Understand and Review Your Medical Bill For Errors
It’s no secret medical bills are among the most complicated and confusing most of us will see. The American Academy of Family Physicians published a brief guide to understanding your medical bills. If it appears your medical bill contains an error, discuss the charges with the service provider. Alternatively, consider hiring a consumer advocate such as Health CPA, or Medical Cost Advocate or Insurance Negotiating Service. These three services work on a contingency basis, which means they cost you nothing if they cannot save money on your medical bill.
Negotiate a Settlement If You Cannot Afford to Pay Your Medical Debt
If you exhausted all the options mentioned above, you have four options:
Apply for Aid
Help may also be available though church, civic, social, and fraternal groups in your community, as well as Salvation Army, Catholic Social Services, United Way, Jewish Social Services, and others that can be found in the yellow pages. Your situation may seem dire, but you are not alone in facing these hurdles, so reach out these and other reputable organizations.

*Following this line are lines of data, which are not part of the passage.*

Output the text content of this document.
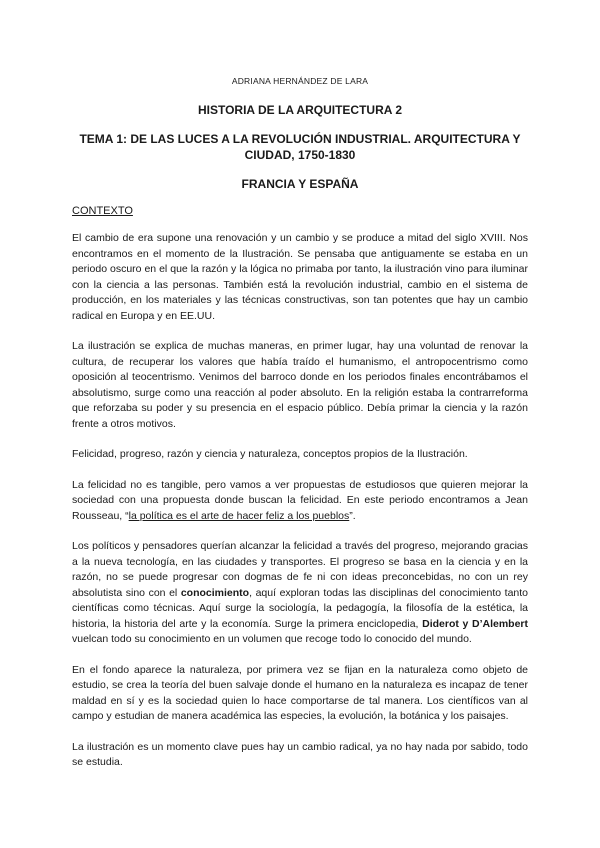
ADRIANA HERNÁNDEZ DE LARA
HISTORIA DE LA ARQUITECTURA 2
TEMA 1: DE LAS LUCES A LA REVOLUCIÓN INDUSTRIAL. ARQUITECTURA Y CIUDAD, 1750-1830
FRANCIA Y ESPAÑA
CONTEXTO

El cambio de era supone una renovación y un cambio y se produce a mitad del siglo XVIII. Nos encontramos en el momento de la Ilustración. Se pensaba que antiguamente se estaba en un periodo oscuro en el que la razón y la lógica no primaba por tanto, la ilustración vino para iluminar con la ciencia a las personas. También está la revolución industrial, cambio en el sistema de producción, en los materiales y las técnicas constructivas, son tan potentes que hay un cambio radical en Europa y en EE.UU.

La ilustración se explica de muchas maneras, en primer lugar, hay una voluntad de renovar la cultura, de recuperar los valores que había traído el humanismo, el antropocentrismo como oposición al teocentrismo. Venimos del barroco donde en los periodos finales encontrábamos el absolutismo, surge como una reacción al poder absoluto. En la religión estaba la contrarreforma que reforzaba su poder y su presencia en el espacio público. Debía primar la ciencia y la razón frente a otros motivos.

Felicidad, progreso, razón y ciencia y naturaleza, conceptos propios de la Ilustración.

La felicidad no es tangible, pero vamos a ver propuestas de estudiosos que quieren mejorar la sociedad con una propuesta donde buscan la felicidad. En este periodo encontramos a Jean Rousseau, “la política es el arte de hacer feliz a los pueblos”.

Los políticos y pensadores querían alcanzar la felicidad a través del progreso, mejorando gracias a la nueva tecnología, en las ciudades y transportes. El progreso se basa en la ciencia y en la razón, no se puede progresar con dogmas de fe ni con ideas preconcebidas, no con un rey absolutista sino con el conocimiento, aquí exploran todas las disciplinas del conocimiento tanto científicas como técnicas. Aquí surge la sociología, la pedagogía, la filosofía de la estética, la historia, la historia del arte y la economía. Surge la primera enciclopedia, Diderot y D’Alembert vuelcan todo su conocimiento en un volumen que recoge todo lo conocido del mundo.

En el fondo aparece la naturaleza, por primera vez se fijan en la naturaleza como objeto de estudio, se crea la teoría del buen salvaje donde el humano en la naturaleza es incapaz de tener maldad en sí y es la sociedad quien lo hace comportarse de tal manera. Los científicos van al campo y estudian de manera académica las especies, la evolución, la botánica y los paisajes.

La ilustración es un momento clave pues hay un cambio radical, ya no hay nada por sabido, todo se estudia.
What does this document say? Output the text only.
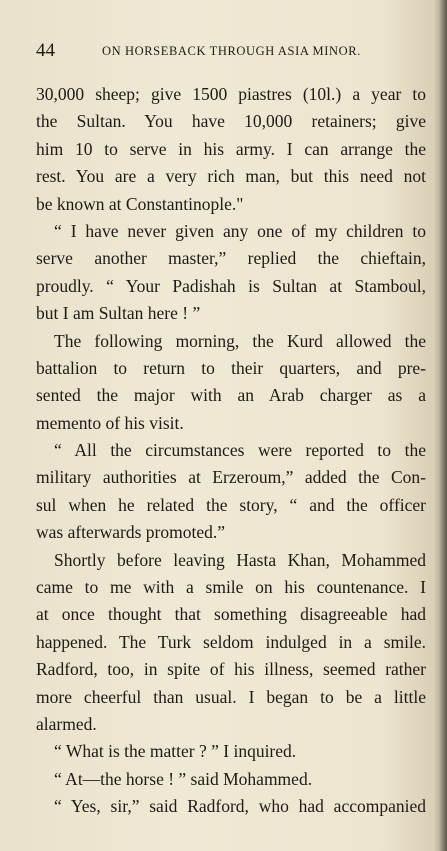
44	ON HORSEBACK THROUGH ASIA MINOR.
30,000 sheep; give 1500 piastres (10l.) a year to
the Sultan. You have 10,000 retainers; give
him 10 to serve in his army. I can arrange the
rest. You are a very rich man, but this need not
be known at Constantinople."
“ I have never given any one of my children to
serve another master,” replied the chieftain,
proudly. “ Your Padishah is Sultan at Stamboul,
but I am Sultan here ! ”
The following morning, the Kurd allowed the
battalion to return to their quarters, and pre-
sented the major with an Arab charger as a
memento of his visit.
“ All the circumstances were reported to the
military authorities at Erzeroum,” added the Con-
sul when he related the story, “ and the officer
was afterwards promoted.”
Shortly before leaving Hasta Khan, Mohammed
came to me with a smile on his countenance. I
at once thought that something disagreeable had
happened. The Turk seldom indulged in a smile.
Radford, too, in spite of his illness, seemed rather
more cheerful than usual. I began to be a little
alarmed.
“ What is the matter ? ” I inquired.
“ At—the horse ! ” said Mohammed.
“ Yes, sir,” said Radford, who had accompanied
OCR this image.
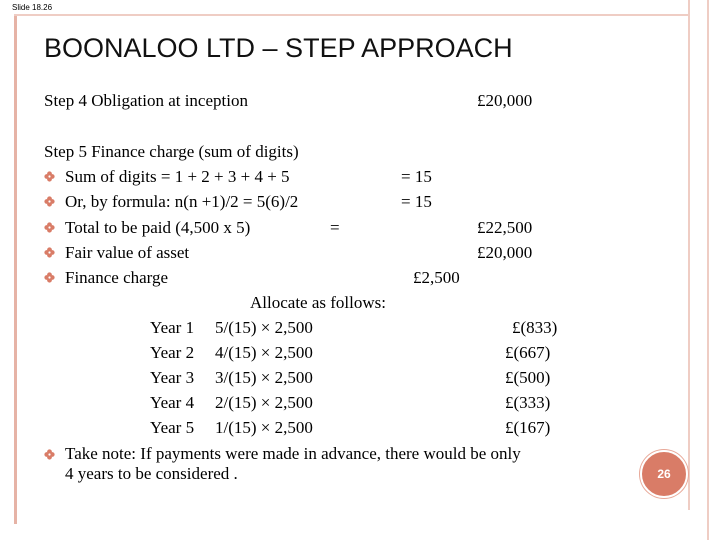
Slide 18.26
BOONALOO LTD – STEP APPROACH
Step 4 Obligation at inception	£20,000
Step 5 Finance charge (sum of digits)
Sum of digits = 1 + 2 + 3 + 4 + 5	= 15
Or, by formula: n(n +1)/2 = 5(6)/2	= 15
Total to be paid (4,500 x 5)	=	£22,500
Fair value of asset	£20,000
Finance charge	£2,500
Allocate as follows:
Year 1 5/(15) × 2,500	£(833)
Year 2 4/(15) × 2,500	£(667)
Year 3 3/(15) × 2,500	£(500)
Year 4 2/(15) × 2,500	£(333)
Year 5 1/(15) × 2,500	£(167)
Take note: If payments were made in advance, there would be only
4 years to be considered .	26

Negotiate a Settlement With the Service Provider
A settlement is where you and the provider talk about what you can afford to pay, and what the provider is willing to accept as payment. See the Bills.com Rules For Negotiating Your Medical Bills article to learn the six rules to negotiate with a medical provider.
From a legal perspective, a medical debt is just like other unsecured consumer debts, such as credit card debt or payday loans. From a negotiating perspective though, medical debt is more complicated than credit card debt because a medical bill is usually includes services provided by several doctors, labs, and other providers. It is rare for all parties to accept less than the full amount due. If you make no headway by negotiating on your own, then you may wish to hire a debt relief provider to develop a debt consolidation payment plan you can afford.
There are two types of consolidation loans. The one that best suits your situation depends on whether you own a home and if your credit score is high. One option is a cash-out mortgage refinance to consolidate debt. A Bills.com partner will give you a no-cost mortgage refinance quote.
If you do not own a home or other property to offer as collateral for a debt consolidation loan, consider an unsecured loan. An unsecured loan is one not tied to (or secured) by something you own. Your ability to qualify for either a credit card or a personal loan that will actually save you money depends on your credit score and the amount of your existing debt. If your credit history is less than perfect, you may have difficulty finding a lender willing to extend you credit, and if you do find a loan, you should expect a high interest rate.
A possible loan source you may want to explore is a peer-to-peer loan. Prosper or Lending Club offer peer-to-peer loans. Both Web sites put private lenders in contact with private borrowers. A private lender may be more willing to lend you money than a traditional bank.
File for Bankruptcy Protection
Bankruptcy is a last resort for resolving medical debt. It is, unfortunately, an option many people are forced to choose, and according to a recent study the No. 1 cause of bankruptcy in the US. Bankruptcy is not a good option if your medical bills are due to a chronic illness where medical costs are likely to continue after you file for bankruptcy. US bankruptcy law sets a minimum amount of time between bankruptcy discharges. Therefore, bankruptcy is good choice when the medical debt is due to a rare calamity.
Medical debt sends many households’ finances into turmoil, and is the No. 1 cause of bankruptcy in the US. Learn if you qualify for assistance in paying your bill. Contact your local government and charitable groups to learn if you qualify for assistance. Review your bill and dispute any errors. Consider negotiating a settlement to your delinquent medical debt. Enlist the help of a pro if negotiating is not one of your skills.
I hope this information helps you Find. Learn & Save.